Project Manager Software

Helping People Be Successful

Does Project Management Accurately Represent Work?

Over the years, I’ve worked with so many different organizations, executives and line staff that I increasingly wonder if project management represents an accurate, and therefore helpful model for how people work.  Does project management maturity model represent reality for most of us?

I don’t think so, at least in terms of how the majority of our time is structured.  In fact, I believe a todo or task management maturity model might be a better fit for most organizations. There is a lot of excellent material written about project management maturity models, addressing the degree to which or how complete, how systematic and how comprehensively organizations utilize a project management system to organize and complete their work.

However, if you take a deeper look at most organizations, aside from formal schedule based production work, like you might see in construction or a production environment, the project management maturity model doesn’t seem to match up to how work gets organized 95% of the time.  Often it sounds like another universe.

Why? First of all I don’t think most people’s work gets organized into projects.  I think for most people it gets organized into a series of habits and tasks… You know, stuff you need to do as part of the job, which if it you’ve been working it very long, you know from experience (e.g. it’s a list in your head).  Secondly it’s stuff that comes in via various “channels”, e.g. email, meeting requests, phone calls, and deadlines of one sort or another, which may be written down somewhere or in multiple places, or it may be represented by folders stacked on your desktop, a collection of phone messages… maybe post-it notes stuck to your monitor.  Note that referencing a project plan is probably not one of the predominant input channels for most people.

Let’s face it, most of us spend relatively little time working a project plan, mostly our day would be better represented by a series of written and unwritten todos.

After facing the reality that most of work is organized around todos, not project plans and the supporting work breakdown or task structure, something else strikes me.    For the most part, we are not plan driven, we are “prompt” driven.  By that I mean we rely upon prompts (not a project plan) to get to the next todo.  The basic prompts we all use are:

  • A calendar (if its not in my calendar it doesn’t get done – some might say),
  • Email, (checking your inbox)
  • Visual reminders (stacked papers, stacked folders, a white board),
  • Verbal reminders (admins, phone calls, meeting communication),
  • Memory (internal reminders) and
  • Todo lists – whether in fragments or all in one place.

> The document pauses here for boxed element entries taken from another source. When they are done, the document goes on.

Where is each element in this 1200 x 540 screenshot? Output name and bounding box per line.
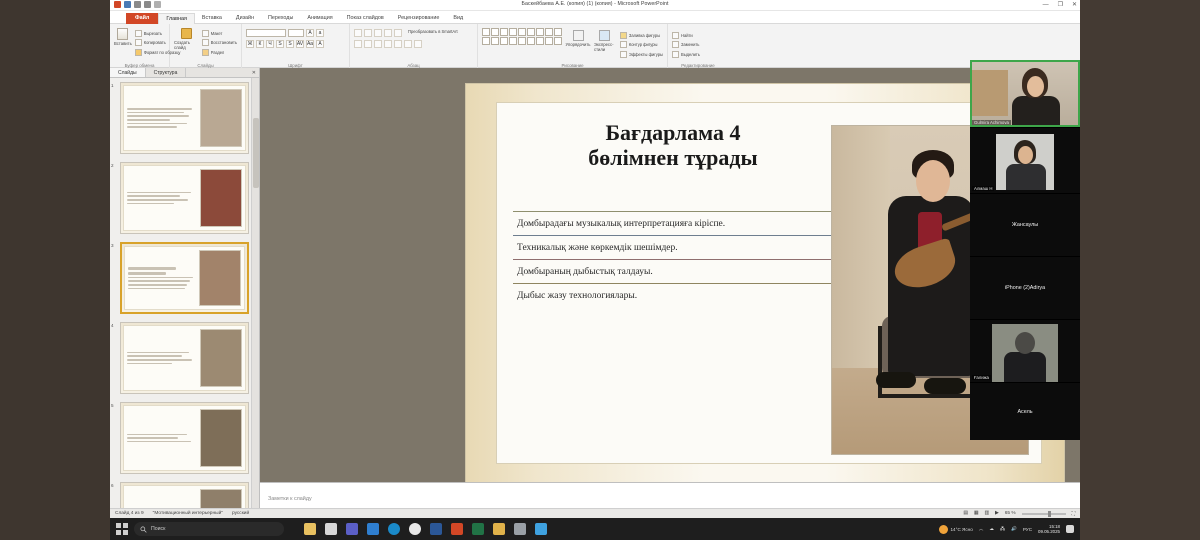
- ribbon-tab-bar: Файл Главная Вставка Дизайн Переходы Ани…: [110, 11, 1080, 24]
- sound-icon[interactable]: 🔊: [1011, 526, 1017, 532]
- slideshow-icon[interactable]: ▶: [995, 511, 999, 516]
- fit-to-window-button[interactable]: ⛶: [1072, 511, 1075, 517]
- slide-title-line2: бөлімнен тұрады: [523, 146, 823, 171]
- change-case-button[interactable]: Aa: [306, 40, 314, 48]
- tab-insert[interactable]: Вставка: [195, 13, 229, 24]
- thumbnail-text-lines: [127, 169, 198, 227]
- strikethrough-button[interactable]: S: [286, 40, 294, 48]
- select-button[interactable]: Выделить: [672, 50, 724, 58]
- slide-number: 2: [111, 163, 114, 168]
- network-icon[interactable]: 🖧: [1000, 525, 1005, 533]
- thumbnail-image: [200, 409, 242, 467]
- slide-counter: Слайд 4 из 9: [115, 511, 144, 516]
- replace-button[interactable]: Заменить: [672, 41, 724, 49]
- status-bar: Слайд 4 из 9 "Мотивационный интерьерный"…: [110, 508, 1080, 518]
- thumbnail-frame[interactable]: [120, 82, 249, 154]
- weather-text: 14°C Ясно: [951, 527, 973, 532]
- cut-icon: [135, 30, 142, 37]
- thumbnail-tabs: Слайды Структура ✕: [110, 68, 259, 78]
- shape-callout-icon[interactable]: [482, 37, 490, 45]
- increase-indent-button[interactable]: [384, 29, 392, 37]
- shape-flow-icon[interactable]: [518, 37, 526, 45]
- thumbnail-content: [123, 325, 246, 391]
- slide-inner-frame: Бағдарлама 4 бөлімнен тұрады Домбырадағы…: [496, 102, 1042, 464]
- ribbon-group-drawing: Упорядочить Экспресс-стили Заливка фигур…: [478, 24, 668, 68]
- clock-date: 09.05.2025: [1038, 529, 1060, 534]
- tab-home[interactable]: Главная: [158, 13, 195, 24]
- thumbnail-list[interactable]: 1: [110, 78, 251, 518]
- reset-button[interactable]: Восстановить: [202, 39, 237, 47]
- line-spacing-button[interactable]: [394, 29, 402, 37]
- shape-outline-icon: [620, 41, 627, 48]
- slide-number: 4: [111, 323, 114, 328]
- onedrive-icon[interactable]: ☁: [989, 526, 994, 532]
- restore-button[interactable]: ❐: [1058, 1, 1063, 9]
- work-area: Слайды Структура ✕ 1: [110, 68, 1080, 518]
- shape-pentagon-icon[interactable]: [545, 28, 553, 36]
- thumbnail-scrollbar[interactable]: [251, 78, 259, 518]
- thumbnail-content: [123, 165, 246, 231]
- system-tray: 14°C Ясно ︿ ☁ 🖧 🔊 РУС 15:18 09.05.2025: [939, 524, 1075, 534]
- new-slide-label: Создать слайд: [174, 40, 199, 50]
- powerpoint-window: Баскейбаева А.Е. (копия) (1) (копия) - M…: [110, 0, 1080, 518]
- tab-view[interactable]: Вид: [446, 13, 470, 24]
- quick-styles-label: Экспресс-стили: [594, 42, 616, 52]
- tab-review[interactable]: Рецензирование: [391, 13, 447, 24]
- paste-button[interactable]: Вставить: [114, 26, 132, 56]
- photo-shoe-right: [924, 378, 966, 394]
- format-painter-icon: [135, 49, 142, 56]
- replace-icon: [672, 41, 679, 48]
- powerpoint-icon[interactable]: [451, 523, 463, 535]
- participant-name: Gulmira Achimova: [972, 120, 1011, 125]
- weather-widget[interactable]: 14°C Ясно: [939, 525, 973, 534]
- tab-file[interactable]: Файл: [126, 13, 158, 24]
- shape-oval-icon[interactable]: [527, 28, 535, 36]
- word-icon[interactable]: [430, 523, 442, 535]
- participant-tile[interactable]: Алмаш Н: [970, 128, 1080, 194]
- columns-button[interactable]: [394, 40, 402, 48]
- theme-name[interactable]: "Мотивационный интерьерный": [153, 511, 223, 516]
- slide-number: 5: [111, 403, 114, 408]
- settings-icon[interactable]: [514, 523, 526, 535]
- thumbnail-image: [200, 329, 242, 387]
- participant-name: Жансаулы: [970, 194, 1080, 256]
- shape-star-icon[interactable]: [554, 28, 562, 36]
- edge-icon[interactable]: [388, 523, 400, 535]
- font-size-input[interactable]: [288, 29, 304, 37]
- clock[interactable]: 15:18 09.05.2025: [1038, 524, 1060, 534]
- tab-slides[interactable]: Слайды: [110, 68, 146, 77]
- folder-icon[interactable]: [493, 523, 505, 535]
- thumbnail-content: [124, 246, 245, 310]
- ribbon-group-font: A a Ж К Ч S S AV Aa A Шрифт: [242, 24, 350, 68]
- shape-chevron-icon[interactable]: [545, 37, 553, 45]
- font-name-input[interactable]: [246, 29, 286, 37]
- align-text-button[interactable]: [414, 40, 422, 48]
- notification-icon[interactable]: [1066, 525, 1074, 533]
- shape-more-icon[interactable]: [554, 37, 562, 45]
- shape-banner-icon[interactable]: [491, 37, 499, 45]
- slide-title-line1: Бағдарлама 4: [523, 121, 823, 146]
- taskbar-apps[interactable]: [304, 523, 547, 535]
- thumbnail-content: [123, 85, 246, 151]
- shape-fill-button[interactable]: Заливка фигуры: [620, 31, 663, 39]
- language-indicator[interactable]: русский: [232, 511, 249, 516]
- participant-tile[interactable]: Gulmira Achimova: [970, 60, 1080, 128]
- thumbnail-image: [200, 169, 242, 227]
- section-icon: [202, 49, 209, 56]
- reset-icon: [202, 39, 209, 46]
- list-item[interactable]: 1: [120, 82, 249, 154]
- paste-icon: [117, 28, 128, 40]
- shape-effects-icon: [620, 51, 627, 58]
- teams-icon[interactable]: [346, 523, 358, 535]
- windows-taskbar: Поиск 14°C Ясно ︿ ☁ 🖧 🔊 РУС: [110, 518, 1080, 540]
- participant-body: [1004, 352, 1046, 382]
- smartart-label: Преобразовать в SmartArt: [404, 29, 458, 37]
- tab-transitions[interactable]: Переходы: [261, 13, 300, 24]
- underline-button[interactable]: Ч: [266, 40, 274, 48]
- list-item[interactable]: 5: [120, 402, 249, 474]
- left-letterbox: [0, 0, 110, 540]
- close-button[interactable]: ✕: [1072, 1, 1077, 9]
- tab-slideshow[interactable]: Показ слайдов: [340, 13, 391, 24]
- thumbnail-frame-selected[interactable]: [120, 242, 249, 314]
- shape-triangle-icon[interactable]: [536, 28, 544, 36]
- participant-name: iPhone (2)Adirya: [970, 257, 1080, 319]
- bullet-text: Дыбыс жазу технологиялары.: [513, 284, 843, 307]
- bullet-item[interactable]: Домбырадағы музыкалық интерпретацияға кі…: [513, 211, 843, 235]
- bold-button[interactable]: Ж: [246, 40, 254, 48]
- participant-face: [1015, 332, 1035, 354]
- chrome-icon[interactable]: [409, 523, 421, 535]
- video-conference-panel: Gulmira Achimova Алмаш Н Жансаулы iPhone…: [970, 60, 1080, 440]
- participant-body: [1006, 164, 1046, 190]
- slide-bullet-list[interactable]: Домбырадағы музыкалық интерпретацияға кі…: [513, 211, 843, 307]
- shape-cube-icon[interactable]: [509, 37, 517, 45]
- slide-canvas[interactable]: Бағдарлама 4 бөлімнен тұрады Домбырадағы…: [260, 68, 1080, 518]
- search-icon: [672, 32, 679, 39]
- sun-icon: [939, 525, 948, 534]
- thumbnail-text-lines: [127, 89, 198, 147]
- shape-effects-button[interactable]: Эффекты фигуры: [620, 50, 663, 58]
- ribbon: Вставить Вырезать Копировать: [110, 24, 1080, 68]
- video-background-object: [970, 70, 1008, 116]
- slide-number: 1: [111, 83, 114, 88]
- thumbnail-frame[interactable]: [120, 322, 249, 394]
- right-letterbox: [1080, 0, 1200, 540]
- shape-gallery[interactable]: [482, 28, 562, 58]
- arrange-icon: [573, 30, 584, 41]
- start-icon[interactable]: [116, 523, 128, 535]
- justify-button[interactable]: [384, 40, 392, 48]
- shape-roundrect-icon[interactable]: [518, 28, 526, 36]
- status-right: ▤ ▦ ▥ ▶ 65 % ⛶: [963, 511, 1075, 517]
- bullet-text: Техникалық және көркемдік шешімдер.: [513, 236, 843, 259]
- list-item[interactable]: 3: [120, 242, 249, 314]
- photo-shoe-left: [876, 372, 916, 388]
- arrange-label: Упорядочить: [566, 42, 591, 47]
- thumbnail-image: [200, 89, 242, 147]
- bullet-text: Домбыраның дыбыстық талдауы.: [513, 260, 843, 283]
- participant-tile[interactable]: Жансаулы: [970, 194, 1080, 257]
- mail-icon[interactable]: [367, 523, 379, 535]
- numbering-button[interactable]: [364, 29, 372, 37]
- window-title: Баскейбаева А.Е. (копия) (1) (копия) - M…: [110, 1, 1080, 7]
- search-placeholder: Поиск: [151, 526, 165, 532]
- decrease-font-button[interactable]: a: [316, 29, 324, 37]
- file-explorer-icon[interactable]: [304, 523, 316, 535]
- shape-fill-icon: [620, 32, 627, 39]
- thumbnail-text-lines: [127, 409, 198, 467]
- layout-icon: [202, 30, 209, 37]
- shape-curve-icon[interactable]: [509, 28, 517, 36]
- participant-face: [1018, 146, 1033, 164]
- ribbon-group-clipboard: Вставить Вырезать Копировать: [110, 24, 170, 68]
- participant-body: [1012, 96, 1060, 128]
- char-spacing-button[interactable]: AV: [296, 40, 304, 48]
- tab-design[interactable]: Дизайн: [229, 13, 261, 24]
- photo-face: [916, 160, 950, 202]
- increase-font-button[interactable]: A: [306, 29, 314, 37]
- font-color-button[interactable]: A: [316, 40, 324, 48]
- participant-name: Ғалижа: [972, 375, 991, 380]
- slide-thumbnails-pane: Слайды Структура ✕ 1: [110, 68, 260, 518]
- bullet-item[interactable]: Техникалық және көркемдік шешімдер.: [513, 235, 843, 259]
- italic-button[interactable]: К: [256, 40, 264, 48]
- bullet-item[interactable]: Домбыраның дыбыстық талдауы.: [513, 259, 843, 283]
- participant-face: [1027, 76, 1044, 97]
- find-button[interactable]: Найти: [672, 31, 724, 39]
- shadow-button[interactable]: S: [276, 40, 284, 48]
- paste-label: Вставить: [114, 41, 132, 46]
- close-pane-icon[interactable]: ✕: [252, 68, 259, 77]
- quick-styles-icon: [599, 30, 610, 41]
- bullet-text: Домбырадағы музыкалық интерпретацияға кі…: [513, 212, 843, 235]
- text-direction-button[interactable]: [404, 40, 412, 48]
- normal-view-icon[interactable]: ▤: [963, 511, 968, 516]
- shape-rect-icon[interactable]: [482, 28, 490, 36]
- tab-outline[interactable]: Структура: [146, 68, 187, 77]
- ribbon-group-paragraph: Преобразовать в SmartArt Абзац: [350, 24, 478, 68]
- screen: Баскейбаева А.Е. (копия) (1) (копия) - M…: [0, 0, 1200, 540]
- ribbon-group-slides: Создать слайд Макет Восстановить: [170, 24, 242, 68]
- layout-button[interactable]: Макет: [202, 29, 237, 37]
- thumbnail-text-lines: [128, 250, 197, 306]
- participant-tile[interactable]: Ғалижа: [970, 320, 1080, 383]
- shape-cylinder-icon[interactable]: [500, 37, 508, 45]
- thumbnail-content: [123, 405, 246, 471]
- slide-number: 6: [111, 483, 114, 488]
- zoom-slider[interactable]: [1022, 513, 1066, 515]
- select-icon: [672, 51, 679, 58]
- list-item[interactable]: 2: [120, 162, 249, 234]
- shape-outline-button[interactable]: Контур фигуры: [620, 41, 663, 49]
- slide-number: 3: [111, 243, 114, 248]
- new-slide-icon: [181, 28, 192, 39]
- notes-placeholder: Заметки к слайду: [268, 496, 312, 502]
- shape-heart-icon[interactable]: [527, 37, 535, 45]
- search-icon: [140, 526, 147, 533]
- minimize-button[interactable]: —: [1043, 1, 1049, 9]
- participant-name: Асель: [970, 383, 1080, 440]
- align-center-button[interactable]: [364, 40, 372, 48]
- thumbnail-frame[interactable]: [120, 162, 249, 234]
- sorter-view-icon[interactable]: ▦: [974, 511, 979, 516]
- align-right-button[interactable]: [374, 40, 382, 48]
- title-bar: Баскейбаева А.Е. (копия) (1) (копия) - M…: [110, 0, 1080, 11]
- show-hidden-icons[interactable]: ︿: [979, 526, 984, 532]
- window-controls[interactable]: — ❐ ✕: [1043, 1, 1077, 9]
- thumbnail-frame[interactable]: [120, 402, 249, 474]
- participant-tile[interactable]: Асель: [970, 383, 1080, 440]
- excel-icon[interactable]: [472, 523, 484, 535]
- tab-animations[interactable]: Анимация: [300, 13, 339, 24]
- decrease-indent-button[interactable]: [374, 29, 382, 37]
- bullet-item[interactable]: Дыбыс жазу технологиялары.: [513, 283, 843, 307]
- store-icon[interactable]: [325, 523, 337, 535]
- search-input[interactable]: Поиск: [134, 522, 284, 536]
- reading-view-icon[interactable]: ▥: [984, 511, 989, 516]
- section-button[interactable]: Раздел: [202, 48, 237, 56]
- list-item[interactable]: 4: [120, 322, 249, 394]
- thumbnail-text-lines: [127, 329, 198, 387]
- scrollbar-thumb[interactable]: [253, 118, 259, 188]
- shape-cross-icon[interactable]: [536, 37, 544, 45]
- player-icon[interactable]: [535, 523, 547, 535]
- align-left-button[interactable]: [354, 40, 362, 48]
- language-indicator-tray[interactable]: РУС: [1023, 527, 1032, 532]
- copy-icon: [135, 39, 142, 46]
- ribbon-group-editing: Найти Заменить Выделить Редактирование: [668, 24, 728, 68]
- participant-name: Алмаш Н: [972, 186, 994, 191]
- shape-arrow-icon[interactable]: [500, 28, 508, 36]
- arrange-button[interactable]: Упорядочить: [566, 28, 590, 58]
- shape-line-icon[interactable]: [491, 28, 499, 36]
- slide-title[interactable]: Бағдарлама 4 бөлімнен тұрады: [523, 121, 823, 170]
- thumbnail-image: [199, 250, 241, 306]
- participant-tile[interactable]: iPhone (2)Adirya: [970, 257, 1080, 320]
- bullets-button[interactable]: [354, 29, 362, 37]
- zoom-slider-knob[interactable]: [1048, 511, 1051, 517]
- quick-styles-button[interactable]: Экспресс-стили: [594, 28, 616, 58]
- new-slide-button[interactable]: Создать слайд: [174, 26, 199, 56]
- zoom-level[interactable]: 65 %: [1005, 511, 1016, 516]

My observations are that most people we work with not only infrequently reference a project plan, but they also would generate more immediate benefits from improving on todo management than project management.  Better management of todos across an organization is the prime area to improve on for a majority of organizations, if not a precursor to improved project management.

Maybe instead of project management maturity model, we need to focus on a maturity model for todo management, e.g. to generate a “maturity of systematic approach” to the structure for managing todos to result in improving the success rate at delivering on objectives, budgets and timelines. Here’s a couple of initial suggestions about what a mature Todo Management system might look like:

1. Todos’ are visible and leveraged by tracking in one system.  In this system, todos represent a fundamental work tracking system that needs to be formalized, not scattered across various systems.

2. The formal system provides a prompting for delivery of todo based requests and commitments (within a calendar, within a list, auditory and email prompts).

3. Most people gain from attaching todos to topical based outlines, as that seems to help secure memory associations and help avoid details slipping through the cracks.

4. Most people need a follow-up system when assigning todos to others, e.g. a vehicle for getting feedback on the request they made, without having to initiate the follow-up themselves.

5. Incoming email, including attachments, needs to be easily parsed and reformulated into todos that are frequently embedded in the content.

Un-abashed Plug.  If you are interested in improving todo and task management at your work place, we don’t think there is a better system for managing todos, attaching them to a concept based outline of departments and project listings, and assigning and tracking them across people than ManagePro.  In the upcoming next release we even provide a performance measurement based on each individuals’ ability to complete todos each day.

Bottom Line: The maturity of an organization’s system and process for managing todos may better predict an organized work flow and positive outcomes than a project management maturity model. Does it for the organization you work in?